Disciplinary action can also jeopardize their access to visits. “I’m not saying that fathers don’t cherish their visits with families,” clarified Megan, “but women have said that visits are their lifeline. It’s a higher-stake issue that they’re not willing to lose.”
And just as in men’s prisons, even if information about organizing and actions does reach a woman in prison, she faces retaliation and repression if she is caught sharing that information. Megan said that in the prison where she volunteers, an officer overheard one woman talking to others about the upcoming strike. The woman, according to Megan, was charged with “inciting a riot” and sent to solitary confinement for 30 to 60 days.
Another person, who asked to remain anonymous, told Rewire about her friend, who is imprisoned in the federal prison system. Over the summer, she said the woman spent two months in solitary confinement, supposedly for involvement in organizing Friday’s prison strike. In the end, she said her friend was charged with nothing, but officials transferred her to another prison across the country. This past weekend, at another federal prison where some behind bars were striking, the women’s visits were allegedly denied; the men’s visits were not. According to reports, women were also placed on lockdown; it is unclear whether the men were as well.
Megan stresses that if there were more outside support and efforts to link women’s personal in-prison struggles with broader efforts around resistance and organizing, more individuals in women’s prisons would feel emboldened to get involved. Although the Incarcerated Workers Organizing Committee (IWOC), which functions as a liaison for people imprisoned in different states to organize with each other and which has supported the strike from its conception, has sent materials about the strike into various women’s prisons, political outreach and support around prison issues usually focuses on men behind bars.
As Megan added, “this is not to say that women are docile or complicit. There are other forms of resistance.”
It’s hard to tell the overall numbers of prisons that are participating in the strike. Once a prison is placed on lockdown, people inside have no access to phones or digital messaging systems.
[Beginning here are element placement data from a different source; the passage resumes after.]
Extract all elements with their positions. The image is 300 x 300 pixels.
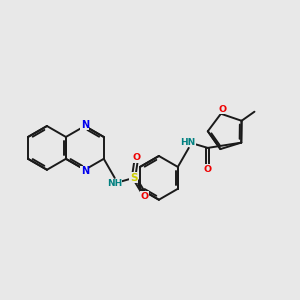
Text: N: N xyxy=(81,120,89,130)
Text: O: O xyxy=(141,192,149,201)
Text: O: O xyxy=(204,165,212,174)
Text: O: O xyxy=(218,105,226,114)
Text: O: O xyxy=(132,153,140,162)
Text: NH: NH xyxy=(107,179,122,188)
Text: N: N xyxy=(81,166,89,176)
Text: S: S xyxy=(130,173,137,183)
Text: HN: HN xyxy=(180,137,196,146)
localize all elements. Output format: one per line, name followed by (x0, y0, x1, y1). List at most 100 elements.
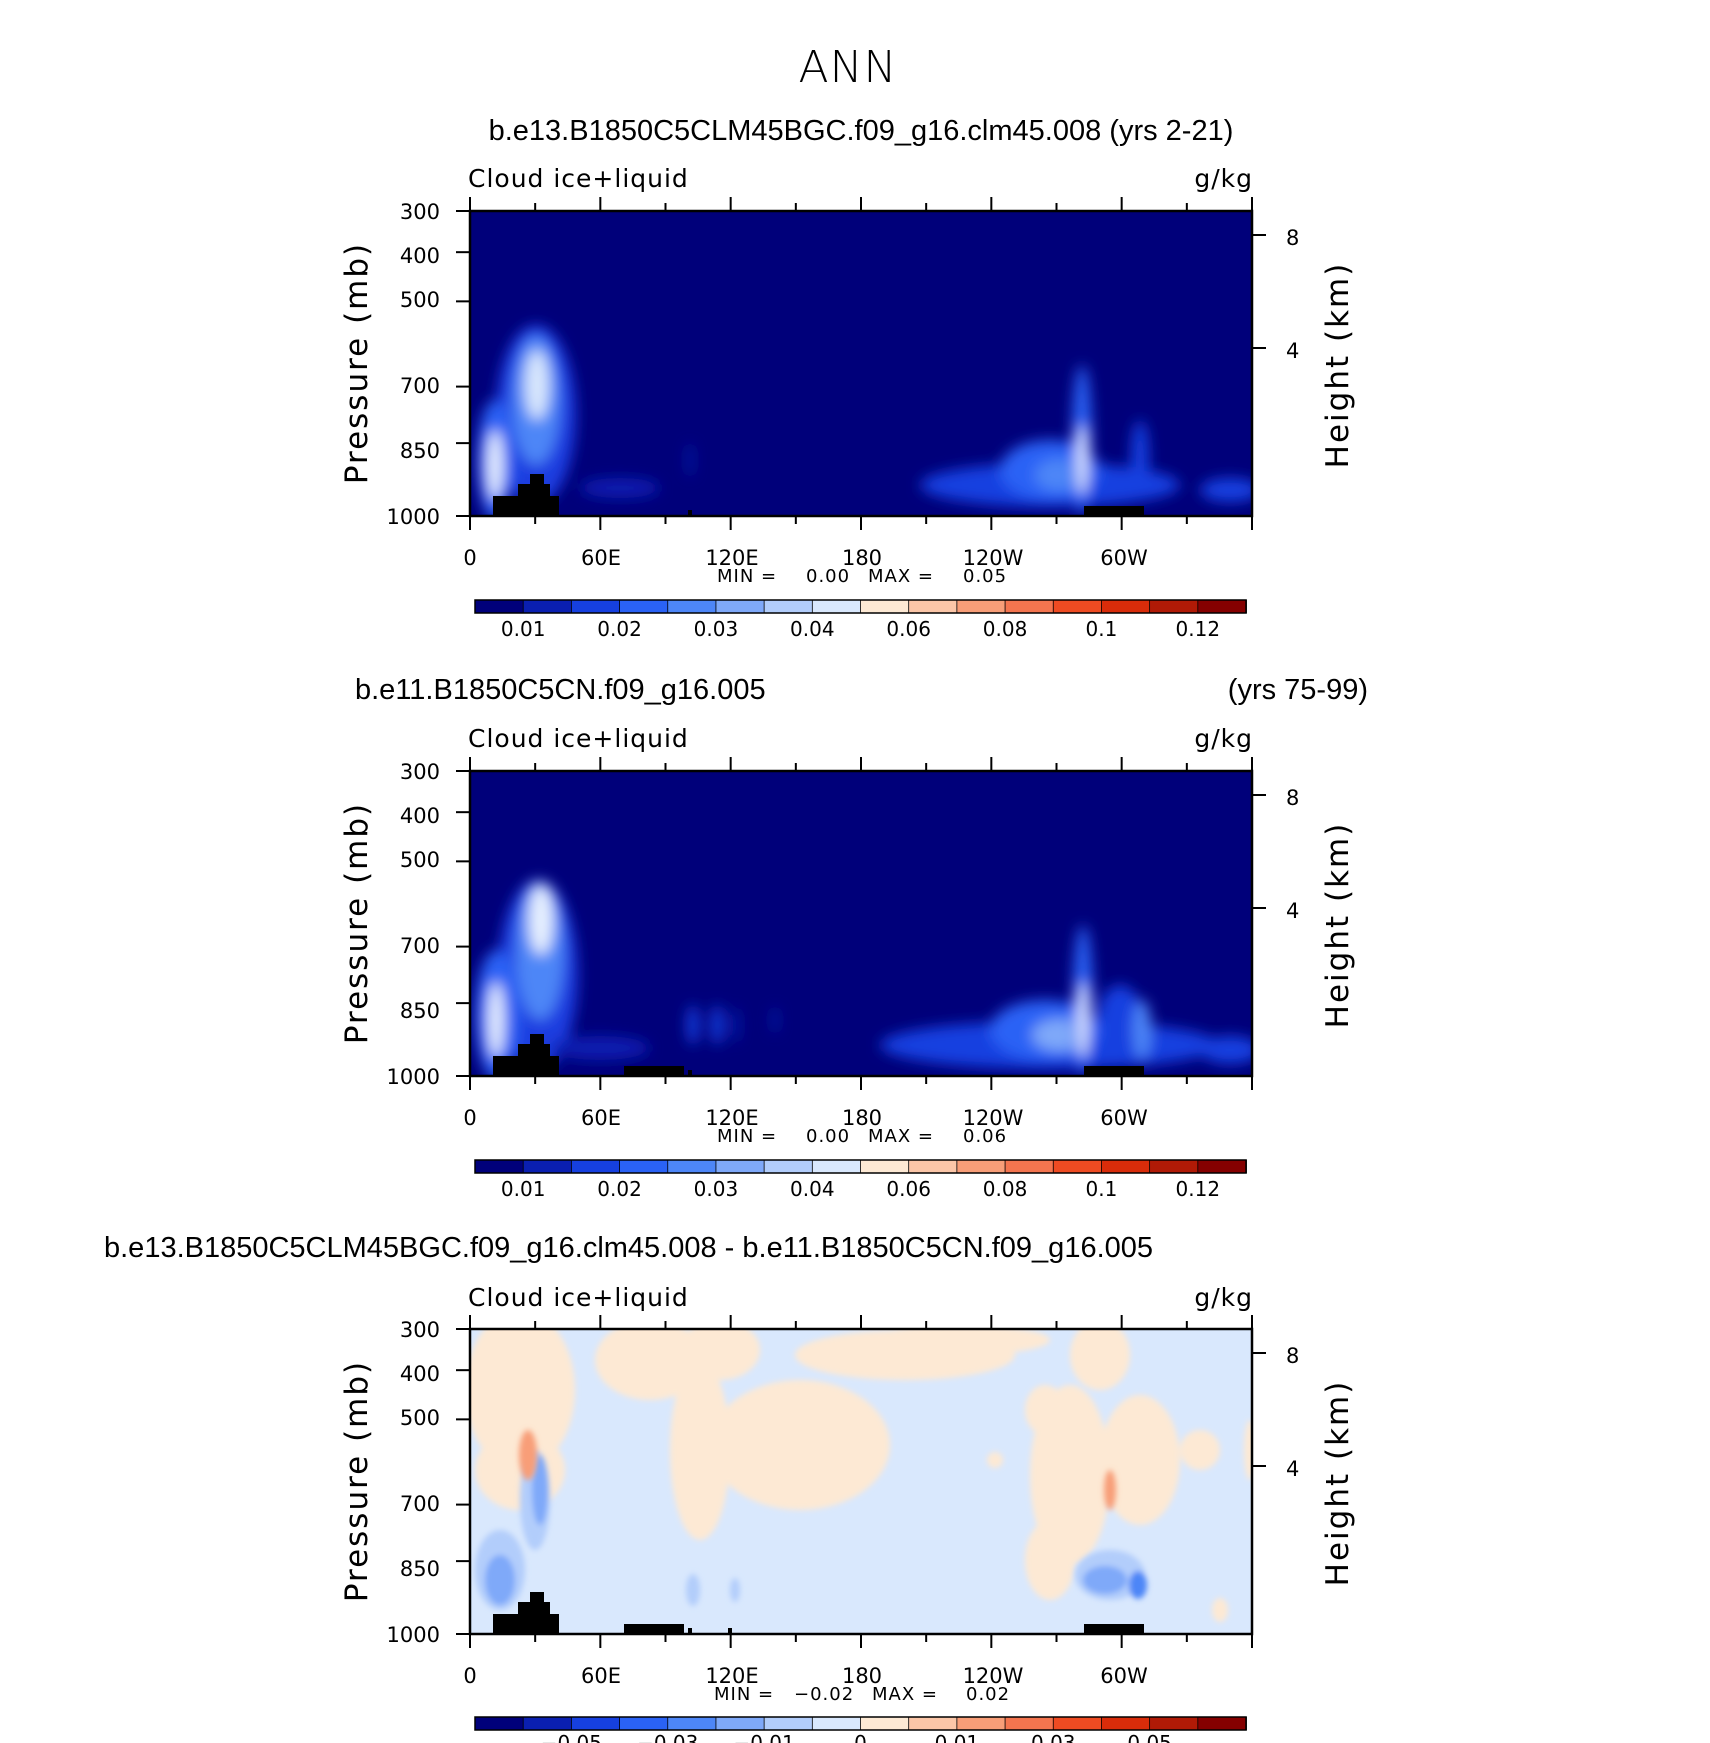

Prisons in at least seven states have been placed on lockdown, though it’s not clear if all the lockdowns are strike-related. On Saturday, news of prison strikes in Kansas and Nebraska was continuing to roll in. People in other jails and prisons have reportedly started hunger strikes, held sit-down strikes, and, in Michigan’s Kinross Correctional Facility, participated in a march—illegal in prison—involving hundreds. Kinross and other prisons have reported protests in which incarcerated people trashed parts of the prison and set fires. It may be several weeks until anyone knows the full reach of the actions.
Overall, Ben Turk, the in-reach co-chair of the IWOC, told Rewire that he is hopeful the strike will shift the current conversation around mass incarceration and prison reform from “ankle bracelets and hot-spot policing.”
“People taking this direct action and breaking through the media silence will take the dialogue and put it in the hands of those most impacted,” he said.